Eu ainda me lembro perfeitamente de como aquele convite foi feito.

Acho que já fazia dois meses que aquele empresário maluco aparecia na porta de minha sala de aula, toda quarta-feira, vinte minutos antes do horário de saída das crianças. Propositalmente. No começo, eu confesso que cheguei a apreciar aqueles minutos do meu dia com um outro ser humano adulto além dos outros professores monótonos daquela escola, mas a partir da terceira semana, eu já estava achando tudo aquilo no mínimo bizarro.

Ele aparecia com aquela expressão séria, fingia ter se confundido com o horário de uma forma totalmente descarada, e então assumia uma das cadeiras vazias enquanto aguardava que eu servisse seu chá. Ninguém em sã consciência acreditaria que um homem tão inteligente como ele pudesse confundir o horário de saída do filho toda semana. Mas o pior de tudo não era a mentira, e sim o silêncio. Ele raramente iniciava algum tipo de conversa, e como aquele silêncio parecia ser esmagador dentro da pequena sala, eu me via forçada a falar qualquer tipo de besteira que pudesse fazer o tempo passar mais rápido ou que tornasse aquela situação menos esquisita.

Mesmo depois de dois meses, eu não via lógica naquele estranho hábito que ele adquirira de aparecer na porta da minha sala apenas para tomar um chá, muito provavelmente evitando outros tipos de compromissos infinitas vezes mais importantes. Até que, em uma bela quarta-feira de sol, faltando duas semanas para as férias de verão, tudo fez sentido.

— O que você acha de sairmos para jantar? - foram suas palavras exatas, cuspidas em minha cara como uma metralhadora.

Confesso que, apesar de ter minhas suspeitas, aquilo me pegou desprevenida e eu me vi boquiaberta por longos segundos sem saber ao certo como reagir. Em condições normais de ambiente e temperatura, Law Trafalgaw, chefe-executivo de uma multinacional, milionário, não deveria prestar atenção em mim. Com seus um e noventa-e-alguma-coisa de altura, olhos cinzas penetrantes e cabelos negros selvagens, ele deveria namorar alguma atriz famosa, ou então outra modelo incrivelmente linda como sua ex mulher. Talvez alguma socialite, ou até uma empresária de seu calibre. Professoras de arte do primário não deveriam sequer existir em seu mundo. Eu não deveria existir em seu mundo. Mas, por algum motivo que desconheço até hoje, ele parecia querer que eu estivesse lá.

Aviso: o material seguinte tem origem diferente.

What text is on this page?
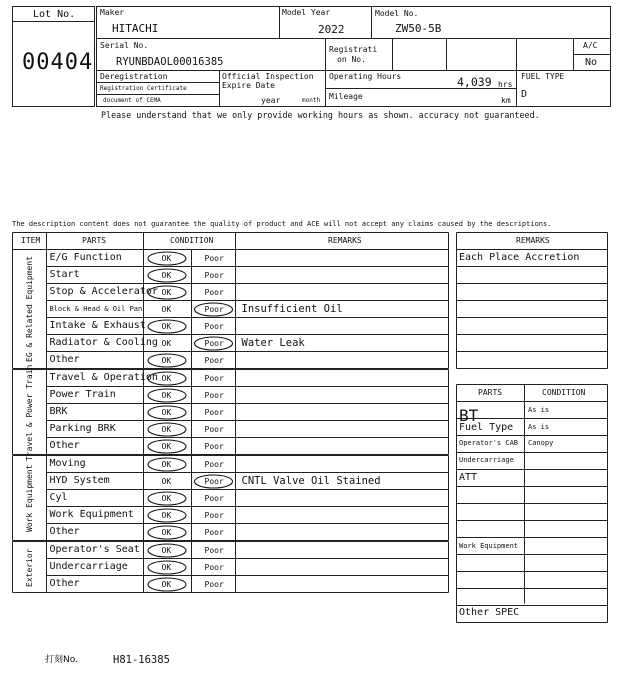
Lot No.
00404
Maker
HITACHI
Model Year
2022
Model No.
ZW50-5B
Serial No.
RYUNBDAOL00016385
Registrati
on No.
A/C
No
Deregistration
Registration Certificate
document of CEMA
Official Inspection
Expire Date
year	month
Operating Hours	4,039 hrs
Mileage	km
FUEL TYPE
D
Please understand that we only provide working hours as shown. accuracy not guaranteed.
The description content does not guarantee the quality of product and ACE will not accept any claims caused by the descriptions.
ITEM	PARTS	CONDITION	REMARKS
E/G Function	OK	Poor
Start	OK	Poor
Stop & Accelerator OK	Poor
Block & Head & Oil Pan OK	Poor Insufficient Oil
Intake & Exhaust OK	Poor
Radiator & Cooling OK	Poor Water Leak
Other	OK	Poor
EG & Related Equipment
Travel & Operation OK	Poor
Power Train	OK	Poor
BRK	OK	Poor
Parking BRK	OK	Poor
Other	OK	Poor
Travel & Power Train
Moving	OK	Poor
HYD System	OK	Poor CNTL Valve Oil Stained
Cyl	OK	Poor
Work Equipment	OK	Poor
Other	OK	Poor
Work Equipment
Operator's Seat	OK	Poor
Undercarriage	OK	Poor
Other	OK	Poor
Exterior
REMARKS
Each Place Accretion
PARTS	CONDITION
BT	As is
Fuel Type As is
Operator's CAB Canopy
Undercarriage
ATT
Work Equipment
Other SPEC
打刻No.	H81-16385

Diante de suas bochechas coradas e olhar tímido, o que era algo extremamente raro de se presenciar, eu não tive outra escolha a não ser aceitar o pequeno convite. Concordamos em nos encontrarmos no sábado seguinte as oito horas da noite.

Para a ocasião, lembro que usei a única coisa minimamente elegante que tinha, um tubinho preto simples com mangas ombro a ombro e sandálias de tiras prateadas. Infelizmente, meu guarda-roupa na época contava apenas com calças jeans confortáveis, camisetas estampadas e sapatos baixos, roupas típicas para uma professora de crianças de cinco a sete anos, e Law não me parecia ser o tipo de homem que levava uma mulher para uma hamburgueria em seu primeiro encontro para que eu pudesse usar tais roupas.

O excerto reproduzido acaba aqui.